2. To solve the system by graphing, we plot both equations on a graph and find the point where they intersect. This point is the solution to the system.
Given system:
x + y = 2 ...(Equation 1)
2y - x = 10 ...(Equation 2)
To graph Equation 1, we rearrange it to solve for y:
y = 2 - x
To graph Equation 2, we rearrange it to solve for y:
y = (x + 10) / 2
Now we plot the graphs of both equations on the same coordinate system. The point where the graphs intersect is the solution to the system.
The solution to this system by graphing is (-4, 6).

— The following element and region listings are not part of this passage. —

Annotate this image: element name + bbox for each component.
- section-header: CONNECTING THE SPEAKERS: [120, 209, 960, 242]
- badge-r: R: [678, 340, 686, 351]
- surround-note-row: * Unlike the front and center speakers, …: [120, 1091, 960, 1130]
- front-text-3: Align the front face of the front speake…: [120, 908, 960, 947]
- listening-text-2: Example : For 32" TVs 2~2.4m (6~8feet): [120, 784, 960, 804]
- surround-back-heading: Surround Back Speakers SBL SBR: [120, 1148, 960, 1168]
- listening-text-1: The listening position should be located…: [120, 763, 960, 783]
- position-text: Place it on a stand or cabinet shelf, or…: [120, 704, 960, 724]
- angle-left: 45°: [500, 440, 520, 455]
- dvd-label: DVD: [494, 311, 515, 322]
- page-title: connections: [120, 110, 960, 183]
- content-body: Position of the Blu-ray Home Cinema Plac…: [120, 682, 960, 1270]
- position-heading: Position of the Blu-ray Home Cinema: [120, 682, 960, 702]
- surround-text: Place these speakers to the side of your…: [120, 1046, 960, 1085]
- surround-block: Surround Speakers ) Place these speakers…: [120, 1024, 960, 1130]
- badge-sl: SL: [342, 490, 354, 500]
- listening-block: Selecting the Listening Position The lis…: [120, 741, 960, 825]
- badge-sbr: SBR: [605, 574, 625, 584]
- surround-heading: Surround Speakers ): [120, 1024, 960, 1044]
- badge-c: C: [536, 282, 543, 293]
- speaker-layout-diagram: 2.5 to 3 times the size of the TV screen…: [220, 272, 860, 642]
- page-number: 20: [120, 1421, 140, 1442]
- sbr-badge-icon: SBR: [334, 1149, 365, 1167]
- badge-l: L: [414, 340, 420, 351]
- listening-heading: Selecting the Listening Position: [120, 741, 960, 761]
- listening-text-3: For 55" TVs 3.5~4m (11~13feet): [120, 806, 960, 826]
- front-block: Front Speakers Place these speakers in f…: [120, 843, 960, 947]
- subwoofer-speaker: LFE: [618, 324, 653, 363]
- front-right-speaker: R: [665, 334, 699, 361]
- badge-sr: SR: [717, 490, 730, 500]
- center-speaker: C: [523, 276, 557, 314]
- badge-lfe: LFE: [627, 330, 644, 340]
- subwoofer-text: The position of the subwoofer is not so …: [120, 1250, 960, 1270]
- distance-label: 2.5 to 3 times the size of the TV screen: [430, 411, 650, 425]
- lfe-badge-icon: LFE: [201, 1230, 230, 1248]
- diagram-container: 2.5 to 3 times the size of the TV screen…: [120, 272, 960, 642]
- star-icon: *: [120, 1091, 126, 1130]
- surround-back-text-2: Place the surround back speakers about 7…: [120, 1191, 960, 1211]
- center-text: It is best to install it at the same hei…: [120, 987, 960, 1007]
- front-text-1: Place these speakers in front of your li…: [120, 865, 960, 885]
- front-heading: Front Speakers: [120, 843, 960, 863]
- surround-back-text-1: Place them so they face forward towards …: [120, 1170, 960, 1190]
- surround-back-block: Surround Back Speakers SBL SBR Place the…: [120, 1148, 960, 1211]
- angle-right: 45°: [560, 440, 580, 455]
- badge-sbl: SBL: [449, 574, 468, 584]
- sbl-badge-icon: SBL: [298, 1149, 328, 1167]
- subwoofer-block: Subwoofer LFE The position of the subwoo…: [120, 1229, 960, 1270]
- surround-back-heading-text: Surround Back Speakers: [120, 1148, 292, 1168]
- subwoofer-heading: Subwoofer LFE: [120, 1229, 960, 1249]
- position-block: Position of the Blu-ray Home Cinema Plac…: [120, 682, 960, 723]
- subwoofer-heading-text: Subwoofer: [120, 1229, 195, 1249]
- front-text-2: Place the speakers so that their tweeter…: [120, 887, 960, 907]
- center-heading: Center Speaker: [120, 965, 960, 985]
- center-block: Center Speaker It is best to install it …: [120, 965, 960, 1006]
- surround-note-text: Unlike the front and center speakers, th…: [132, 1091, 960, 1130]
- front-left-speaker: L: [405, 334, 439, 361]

3. To solve the system by substitution, we solve one equation for one variable and substitute that expression into the other equation. We then solve for the remaining variable.
Given system:
2x + y = 10 ...(Equation 1)
x - 3y = -2 ...(Equation 2)
Let's solve Equation 2 for x:
x = 3y - 2
Now substitute this expression for x in Equation 1:
2(3y - 2) + y = 10
6y - 4 + y = 10
7y - 4 = 10
7y = 14
y = 2
Substitute the value of y back into Equation 2:
x - 3(2) = -2
x - 6 = -2
x = 4
Thus, the solution to the system by substitution is (x, y) = (4, 2).
In summary:
- (-4, 12) is not the solution to the system.
- The solution to the system by graphing is (-4, 6).
- The solution to the system by substitution is (4, 2).